We believe that the original desire stems from our experience with smallscale combustion. There, stratification is not important and $$Dp_0/Dt = 0$$, so the enthalpy equation becomes a conservation equation for $$(\rho h)$$.
2. Should we call the EOS with $$h$$ as is, or call the EOS with $$e = h - p_0 / \rho$$?
3. When we stay on the constraint, i.e. $$p_{EOS} = p_0$$, then the equations for $$e$$ and for $$h$$ are identical. However, once we are off the constraint, do the terms in the current evolution equation for $$h$$ serve to drive us back to the constraint? Recall our current “volume discrepancy factor” acts as a source term which modifies the divergence constraint, which effectively modifies both $$\rho$$ and $$T$$ (or $$e$$ or $$h$$).
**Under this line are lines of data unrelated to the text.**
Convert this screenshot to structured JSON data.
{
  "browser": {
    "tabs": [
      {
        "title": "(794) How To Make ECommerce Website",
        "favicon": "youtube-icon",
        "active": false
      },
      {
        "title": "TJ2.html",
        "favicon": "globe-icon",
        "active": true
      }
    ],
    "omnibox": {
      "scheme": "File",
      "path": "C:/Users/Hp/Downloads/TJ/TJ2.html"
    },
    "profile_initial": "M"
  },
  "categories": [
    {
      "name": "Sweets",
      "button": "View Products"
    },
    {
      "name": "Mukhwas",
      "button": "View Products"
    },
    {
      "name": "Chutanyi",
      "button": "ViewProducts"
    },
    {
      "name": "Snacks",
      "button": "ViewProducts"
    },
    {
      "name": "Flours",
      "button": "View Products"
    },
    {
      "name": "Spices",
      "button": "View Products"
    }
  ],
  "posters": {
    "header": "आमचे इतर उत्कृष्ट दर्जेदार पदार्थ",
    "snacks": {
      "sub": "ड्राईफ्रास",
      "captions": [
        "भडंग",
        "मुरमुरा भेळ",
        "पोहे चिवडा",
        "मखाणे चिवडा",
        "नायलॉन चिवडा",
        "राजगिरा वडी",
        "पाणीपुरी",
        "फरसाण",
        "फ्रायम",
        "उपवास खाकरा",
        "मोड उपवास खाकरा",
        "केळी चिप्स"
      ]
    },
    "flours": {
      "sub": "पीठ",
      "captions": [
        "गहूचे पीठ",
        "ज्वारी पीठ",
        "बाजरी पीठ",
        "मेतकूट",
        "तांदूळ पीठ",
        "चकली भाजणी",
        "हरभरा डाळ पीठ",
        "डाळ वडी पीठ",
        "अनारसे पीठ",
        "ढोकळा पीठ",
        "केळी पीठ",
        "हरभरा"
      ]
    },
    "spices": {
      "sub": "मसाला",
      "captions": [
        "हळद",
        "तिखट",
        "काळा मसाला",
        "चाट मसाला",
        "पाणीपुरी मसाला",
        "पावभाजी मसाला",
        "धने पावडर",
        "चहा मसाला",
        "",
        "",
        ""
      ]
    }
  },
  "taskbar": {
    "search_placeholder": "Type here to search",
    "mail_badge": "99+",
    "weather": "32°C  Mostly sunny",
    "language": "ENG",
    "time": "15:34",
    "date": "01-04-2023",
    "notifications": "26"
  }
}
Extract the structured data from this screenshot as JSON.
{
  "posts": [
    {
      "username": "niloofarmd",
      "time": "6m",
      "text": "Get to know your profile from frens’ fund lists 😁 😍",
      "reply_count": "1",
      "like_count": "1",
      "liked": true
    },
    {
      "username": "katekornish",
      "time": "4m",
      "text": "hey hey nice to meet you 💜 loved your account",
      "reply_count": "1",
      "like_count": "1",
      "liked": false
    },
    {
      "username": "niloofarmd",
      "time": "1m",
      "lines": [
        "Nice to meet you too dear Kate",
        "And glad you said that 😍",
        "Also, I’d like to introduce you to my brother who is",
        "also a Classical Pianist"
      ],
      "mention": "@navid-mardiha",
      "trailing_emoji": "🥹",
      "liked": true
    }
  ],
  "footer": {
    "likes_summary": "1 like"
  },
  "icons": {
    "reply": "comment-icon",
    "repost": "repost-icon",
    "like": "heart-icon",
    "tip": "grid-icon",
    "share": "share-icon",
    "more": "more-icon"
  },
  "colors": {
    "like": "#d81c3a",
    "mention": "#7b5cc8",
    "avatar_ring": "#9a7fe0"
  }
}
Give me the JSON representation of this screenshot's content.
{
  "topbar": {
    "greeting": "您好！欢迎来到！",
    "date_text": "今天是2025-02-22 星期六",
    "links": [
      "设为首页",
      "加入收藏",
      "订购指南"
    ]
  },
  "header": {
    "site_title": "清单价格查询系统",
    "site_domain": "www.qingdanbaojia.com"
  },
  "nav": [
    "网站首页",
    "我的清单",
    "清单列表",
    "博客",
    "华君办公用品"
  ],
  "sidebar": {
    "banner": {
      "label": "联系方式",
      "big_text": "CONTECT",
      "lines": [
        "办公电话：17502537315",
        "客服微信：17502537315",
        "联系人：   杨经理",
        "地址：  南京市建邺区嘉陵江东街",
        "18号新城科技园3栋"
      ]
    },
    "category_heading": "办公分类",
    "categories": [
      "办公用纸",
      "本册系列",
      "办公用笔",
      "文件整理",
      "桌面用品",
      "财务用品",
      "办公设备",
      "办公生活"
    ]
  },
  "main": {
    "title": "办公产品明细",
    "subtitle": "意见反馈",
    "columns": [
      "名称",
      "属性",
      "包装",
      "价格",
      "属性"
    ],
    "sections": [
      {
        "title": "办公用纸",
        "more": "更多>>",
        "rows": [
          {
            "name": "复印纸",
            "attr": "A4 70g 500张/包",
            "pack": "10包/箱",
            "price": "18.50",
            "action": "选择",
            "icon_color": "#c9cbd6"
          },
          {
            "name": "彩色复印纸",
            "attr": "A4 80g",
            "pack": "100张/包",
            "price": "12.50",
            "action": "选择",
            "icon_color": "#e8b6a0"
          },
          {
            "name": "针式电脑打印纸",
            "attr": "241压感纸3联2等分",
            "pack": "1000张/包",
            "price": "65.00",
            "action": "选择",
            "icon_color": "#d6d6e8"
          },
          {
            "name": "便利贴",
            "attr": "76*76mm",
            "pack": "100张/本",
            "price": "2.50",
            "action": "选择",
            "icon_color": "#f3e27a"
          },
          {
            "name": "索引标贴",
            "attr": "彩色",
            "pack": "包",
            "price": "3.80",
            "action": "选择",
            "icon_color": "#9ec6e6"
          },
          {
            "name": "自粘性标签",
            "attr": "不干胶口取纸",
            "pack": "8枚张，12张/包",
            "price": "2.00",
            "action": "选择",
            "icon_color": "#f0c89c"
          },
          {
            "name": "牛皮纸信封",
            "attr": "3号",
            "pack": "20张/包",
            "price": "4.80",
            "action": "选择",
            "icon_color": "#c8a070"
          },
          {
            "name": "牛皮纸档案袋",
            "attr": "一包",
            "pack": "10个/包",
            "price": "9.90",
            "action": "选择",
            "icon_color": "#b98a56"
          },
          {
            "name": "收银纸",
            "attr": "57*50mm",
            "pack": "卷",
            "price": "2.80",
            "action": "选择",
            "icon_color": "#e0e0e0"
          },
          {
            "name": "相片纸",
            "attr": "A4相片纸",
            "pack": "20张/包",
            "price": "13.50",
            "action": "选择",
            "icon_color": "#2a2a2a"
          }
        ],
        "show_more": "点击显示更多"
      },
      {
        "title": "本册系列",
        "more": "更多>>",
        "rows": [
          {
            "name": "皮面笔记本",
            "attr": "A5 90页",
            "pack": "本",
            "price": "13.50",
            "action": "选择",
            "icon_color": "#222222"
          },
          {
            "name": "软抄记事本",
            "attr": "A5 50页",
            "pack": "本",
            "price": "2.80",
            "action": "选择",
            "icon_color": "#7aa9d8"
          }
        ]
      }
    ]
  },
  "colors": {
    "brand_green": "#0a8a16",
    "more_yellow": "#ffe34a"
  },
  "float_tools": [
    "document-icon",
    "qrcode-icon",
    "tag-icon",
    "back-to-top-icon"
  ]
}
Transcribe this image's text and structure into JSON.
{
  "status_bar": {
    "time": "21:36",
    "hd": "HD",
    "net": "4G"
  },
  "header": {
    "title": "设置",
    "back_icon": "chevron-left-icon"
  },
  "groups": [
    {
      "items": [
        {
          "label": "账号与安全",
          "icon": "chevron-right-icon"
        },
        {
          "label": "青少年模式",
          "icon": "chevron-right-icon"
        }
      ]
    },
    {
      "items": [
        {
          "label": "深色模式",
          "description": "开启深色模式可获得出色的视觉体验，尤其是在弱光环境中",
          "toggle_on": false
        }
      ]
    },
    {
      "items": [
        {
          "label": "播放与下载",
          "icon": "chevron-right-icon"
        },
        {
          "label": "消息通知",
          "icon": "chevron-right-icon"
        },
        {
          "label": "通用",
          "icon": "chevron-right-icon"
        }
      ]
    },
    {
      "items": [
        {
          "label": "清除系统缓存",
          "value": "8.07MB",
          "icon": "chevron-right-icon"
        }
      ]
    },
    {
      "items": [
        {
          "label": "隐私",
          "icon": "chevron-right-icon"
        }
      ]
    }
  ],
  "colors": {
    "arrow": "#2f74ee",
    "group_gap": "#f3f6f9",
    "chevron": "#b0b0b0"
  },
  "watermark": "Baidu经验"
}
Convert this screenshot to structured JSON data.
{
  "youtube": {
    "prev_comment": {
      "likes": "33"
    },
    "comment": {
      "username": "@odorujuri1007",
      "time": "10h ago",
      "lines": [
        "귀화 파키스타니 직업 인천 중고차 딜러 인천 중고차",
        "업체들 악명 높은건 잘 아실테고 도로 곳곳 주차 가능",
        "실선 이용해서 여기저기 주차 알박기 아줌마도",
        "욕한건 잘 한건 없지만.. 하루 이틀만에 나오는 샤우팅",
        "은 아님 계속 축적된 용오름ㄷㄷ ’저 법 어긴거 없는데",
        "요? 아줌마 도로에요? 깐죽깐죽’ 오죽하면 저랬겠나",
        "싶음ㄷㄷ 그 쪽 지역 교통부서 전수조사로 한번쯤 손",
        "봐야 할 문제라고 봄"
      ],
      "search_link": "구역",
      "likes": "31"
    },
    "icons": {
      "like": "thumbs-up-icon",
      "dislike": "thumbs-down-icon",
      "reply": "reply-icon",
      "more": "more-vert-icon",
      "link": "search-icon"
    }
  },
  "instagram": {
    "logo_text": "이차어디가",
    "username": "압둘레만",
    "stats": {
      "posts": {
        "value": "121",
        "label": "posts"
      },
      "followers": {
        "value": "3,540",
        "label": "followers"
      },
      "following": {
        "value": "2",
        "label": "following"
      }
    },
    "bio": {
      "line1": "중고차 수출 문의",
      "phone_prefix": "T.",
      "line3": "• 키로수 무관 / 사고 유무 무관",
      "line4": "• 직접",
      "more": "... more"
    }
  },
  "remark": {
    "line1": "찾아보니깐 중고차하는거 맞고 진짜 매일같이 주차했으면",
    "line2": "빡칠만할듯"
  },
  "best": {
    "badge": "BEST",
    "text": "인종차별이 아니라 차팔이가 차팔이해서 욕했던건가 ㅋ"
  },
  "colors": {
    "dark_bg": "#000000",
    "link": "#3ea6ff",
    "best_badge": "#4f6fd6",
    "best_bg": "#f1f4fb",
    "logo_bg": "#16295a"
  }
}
The term in the enthalpy equation only modifies $$\rho.$$ Is this relevant and/or useful?? Recall that the current “volume discrepancy factor” takes the form of adding to the r.h.s. of the constraint:
(419)$\nabla \cdot(\beta_0\Ub) = \beta_0\left(S-\frac{1}{\overline{\Gamma_1} p_0} \frac{\partial p_0}{\partial t} - \frac{f}{\overline{\Gamma_1} p_0} \frac{p_0-p_\text{EOS}}{\dt}\right)$
4. Suppose we corrected the $$h$$ (or $$e$$ equation) by using the full $$p$$ instead of $$p_0$$? Would this be more or less consistent (one could imagine doing this as a correction after solving for $$\pi$$ earlier in the timestep).
5. In computing the thermodynamic coefficients in $$S$$ for the projection, don’t we need these to be in terms of $$p_0$$ instead of $$p(h,\rho)$$?